Брэндон издал горлом странный звук, но сказать что-либо так и не решился. Только смотрел на Мэри во все глаза.
А она замерла просто в ужасе от того, что Ричмонд вывернул все вот так, поставив перед выбором между трусливым молчанием или правдой, всей, какая есть. Если бы она только знала ее, эту правду! Если бы только могла говорить о ней ему, страшно недовольному лишь только ее появлением перед ним!.. Но и молчать теперь, заплакать и уйти, уничтоженной его тоном, его отношением к ней она тоже не могла.
-Что теперь, спрашиваете вы, мистер Тайлер? — произнесла она. – Что теперь…
Она бросила взгляд на Брэндона, ее голос задрожал и вдруг зазвенел.
-А теперь я ни о чем не жалею. Ни за что! Я писала свои картины ночами напролет, порой даже и не понимая, что со мной происходит и откуда берется все, что я вижу, что рисую. Я забывала о времени, я видела только вас! Вас четверых, и вас, мистер Толларк. И сейчас не так важно то, что я испытываю лично к вам, все здесь все поняли…Важно то, что я испытывала, когда писала ваши лица, когда слышала вашу музыку, ваши голоса!.. Впрочем…- Мэри всхлипнула как-то совсем внезапно, ибо никто не мог этого ожидать здесь, ведь слез на ее глазах никто не мог увидеть, — впрочем, и мои чувства к вам, мистер Толларк… это тоже было счастье, которого невозможно переоценить. Сколько бы это ни длилось, каким бы призрачным оно ни казалось, но оно было. Было, мистер Толларк! И это много лучше, неоценимо лучше, чем жить реальностью, влача серое, бессмысленное существование.

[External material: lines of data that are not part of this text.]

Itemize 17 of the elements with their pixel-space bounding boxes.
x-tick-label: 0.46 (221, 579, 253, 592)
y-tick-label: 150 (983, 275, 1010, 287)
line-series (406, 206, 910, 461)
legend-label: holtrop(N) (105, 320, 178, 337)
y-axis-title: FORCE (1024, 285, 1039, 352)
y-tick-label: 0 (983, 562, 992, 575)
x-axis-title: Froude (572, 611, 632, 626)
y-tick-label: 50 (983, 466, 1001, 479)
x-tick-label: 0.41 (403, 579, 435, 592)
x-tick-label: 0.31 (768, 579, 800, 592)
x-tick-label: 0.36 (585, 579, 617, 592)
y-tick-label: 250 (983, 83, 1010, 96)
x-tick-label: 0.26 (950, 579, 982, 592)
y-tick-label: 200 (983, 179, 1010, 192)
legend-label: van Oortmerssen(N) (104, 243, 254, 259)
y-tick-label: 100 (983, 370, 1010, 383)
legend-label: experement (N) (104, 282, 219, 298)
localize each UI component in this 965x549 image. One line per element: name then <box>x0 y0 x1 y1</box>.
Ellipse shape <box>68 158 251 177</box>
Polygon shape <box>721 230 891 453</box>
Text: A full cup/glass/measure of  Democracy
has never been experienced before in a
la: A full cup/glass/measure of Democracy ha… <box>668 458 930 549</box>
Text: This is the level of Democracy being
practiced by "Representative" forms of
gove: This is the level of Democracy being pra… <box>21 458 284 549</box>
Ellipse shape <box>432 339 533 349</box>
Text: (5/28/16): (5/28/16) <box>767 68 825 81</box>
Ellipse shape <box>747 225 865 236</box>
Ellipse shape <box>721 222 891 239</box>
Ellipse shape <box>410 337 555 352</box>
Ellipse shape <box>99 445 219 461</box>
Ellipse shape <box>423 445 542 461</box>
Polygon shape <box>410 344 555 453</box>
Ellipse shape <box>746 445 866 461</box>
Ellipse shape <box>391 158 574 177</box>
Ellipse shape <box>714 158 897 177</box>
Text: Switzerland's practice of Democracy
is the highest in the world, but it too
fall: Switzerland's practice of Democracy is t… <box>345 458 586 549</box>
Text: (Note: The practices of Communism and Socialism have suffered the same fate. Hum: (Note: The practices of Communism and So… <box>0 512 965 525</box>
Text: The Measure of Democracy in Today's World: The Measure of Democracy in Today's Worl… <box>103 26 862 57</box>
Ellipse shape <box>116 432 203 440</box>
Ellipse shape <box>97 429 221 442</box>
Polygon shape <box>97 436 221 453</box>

А главное…главное в том, что ваше «что теперь?» — это неправильный вопрос. Это означает окончание. Но его нет. Для меня ничего не кончилось, что бы вы мне сейчас ни сказали! Я услышала вас, песни вашей группы, голос Эдди… Но я услышала и ваш голос, мистер Толларк, благодаря какому-то чуду, чему-то несусветному, я увидела ваши глаза, и теперь в душе моей свет, который никогда – слышите, Ричмонд? – никогда не погаснет! – она секунду молчала и добавила. – В отличие от света, который гаснет в вас. В вас, Ричмонд! В человеке, которому сам Господь Бог велел светиться!